# Eberspacher Combitronic in Starblazer



## ingram (May 12, 2005)

The brochure for 2006 Starblazer XL says it has an Eberspacher Combitronic but with no other information.

Can anyone who has a 2006 Starblazer tell me exactly what the Combitronic does:

Blown air heating: does this work only on diesel or on 240 volts as well?

Water heating: does this work on 240v as well as diesel? does it have a calorifier to heat the water from the vehicle engine?

Does it have the system where the engine can be heated from the Eberspacher?

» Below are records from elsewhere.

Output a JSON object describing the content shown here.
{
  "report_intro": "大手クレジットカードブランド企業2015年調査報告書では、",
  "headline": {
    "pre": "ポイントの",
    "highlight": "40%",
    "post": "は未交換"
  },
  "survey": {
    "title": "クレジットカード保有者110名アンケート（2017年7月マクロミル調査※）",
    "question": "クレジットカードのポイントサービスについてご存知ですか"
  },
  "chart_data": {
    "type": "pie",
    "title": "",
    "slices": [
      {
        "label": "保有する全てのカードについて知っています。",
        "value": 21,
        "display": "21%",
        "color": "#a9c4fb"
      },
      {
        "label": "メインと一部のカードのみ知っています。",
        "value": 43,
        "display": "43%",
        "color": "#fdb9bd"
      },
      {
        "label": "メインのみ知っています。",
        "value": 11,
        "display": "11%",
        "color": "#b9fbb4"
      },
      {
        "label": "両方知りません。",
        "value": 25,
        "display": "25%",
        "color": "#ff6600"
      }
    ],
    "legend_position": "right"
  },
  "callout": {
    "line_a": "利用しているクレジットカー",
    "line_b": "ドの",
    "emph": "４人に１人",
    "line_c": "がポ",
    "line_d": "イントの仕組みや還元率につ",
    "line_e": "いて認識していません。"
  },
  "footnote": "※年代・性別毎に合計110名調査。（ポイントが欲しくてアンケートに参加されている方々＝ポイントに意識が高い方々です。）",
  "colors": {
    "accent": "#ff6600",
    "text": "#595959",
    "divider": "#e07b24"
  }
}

Any other information on the Eberspacher system in the Starblazer XL installation would be useful too.

Thanks,

Harvey


----------



## robwat (May 12, 2007)

*Eberspacher*

Our first van which was an Autocruise Starburst also had the combi tronic. This works from Diesel and Mains for water and heating. We had a 2005 reg and I am assuming yours is the same. You can also run the heating from diesel while on the move. It is a very good system but very noisy on start up and can be a bit wearing if you go away when the weather is colder as it reaches temperature stops then restarts when the temperature falls. I will check if I still have the manual but I think it went with the van. If you phone Autocruise or Eberpacher they should be able to help. From memory you can download the manual from the Eberpacher website.


----------



## ingram (May 12, 2005)

*Re: Eberspacher*



robwat said:


> Our first van which was an Autocruise Starburst also had the combi tronic. This works from Diesel and Mains for water and heating. We had a 2005 reg and I am assuming yours is the same. You can also run the heating from diesel while on the move. It is a very good system but very noisy on start up and can be a bit wearing if you go away when the weather is colder as it reaches temperature stops then restarts when the temperature falls. I will check if I still have the manual but I think it went with the van. If you phone Autocruise or Eberpacher they should be able to help. From memory you can download the manual from the Eberpacher website.


Thanks robwat,
I am viewing a motorhome tomorrow which has this system and knowing nothing about it, is the reason for the question.

I have googled for Eberspacher Combitronic but keep getting other Eberspacher models so I suspect the Combi may not now be made .....

will still appreciate anyone elses input.
Thanks,

Harvey


----------



## robwat (May 12, 2007)

*Instructions*

Found this on the Eperspacher.com site under Support and Downloads. I am not sure of your model number but chances are it is included. If not visit the site where I am sure you will find it.


----------



## ingram (May 12, 2005)

*Re: Instructions*



robwat said:


> Found this on the Eperspacher.com site under Support and Downloads. I am not sure of your model number but chances are it is included. If not visit the site where I am sure you will find it.


Excellent robwat, thanks a million: just what I wanted: I'm not positive about the model but it is one of the all singing / dancing ones .... anyway we have bought the 'van today so the old silver and black avatar may change soon ......... 

Harvey


----------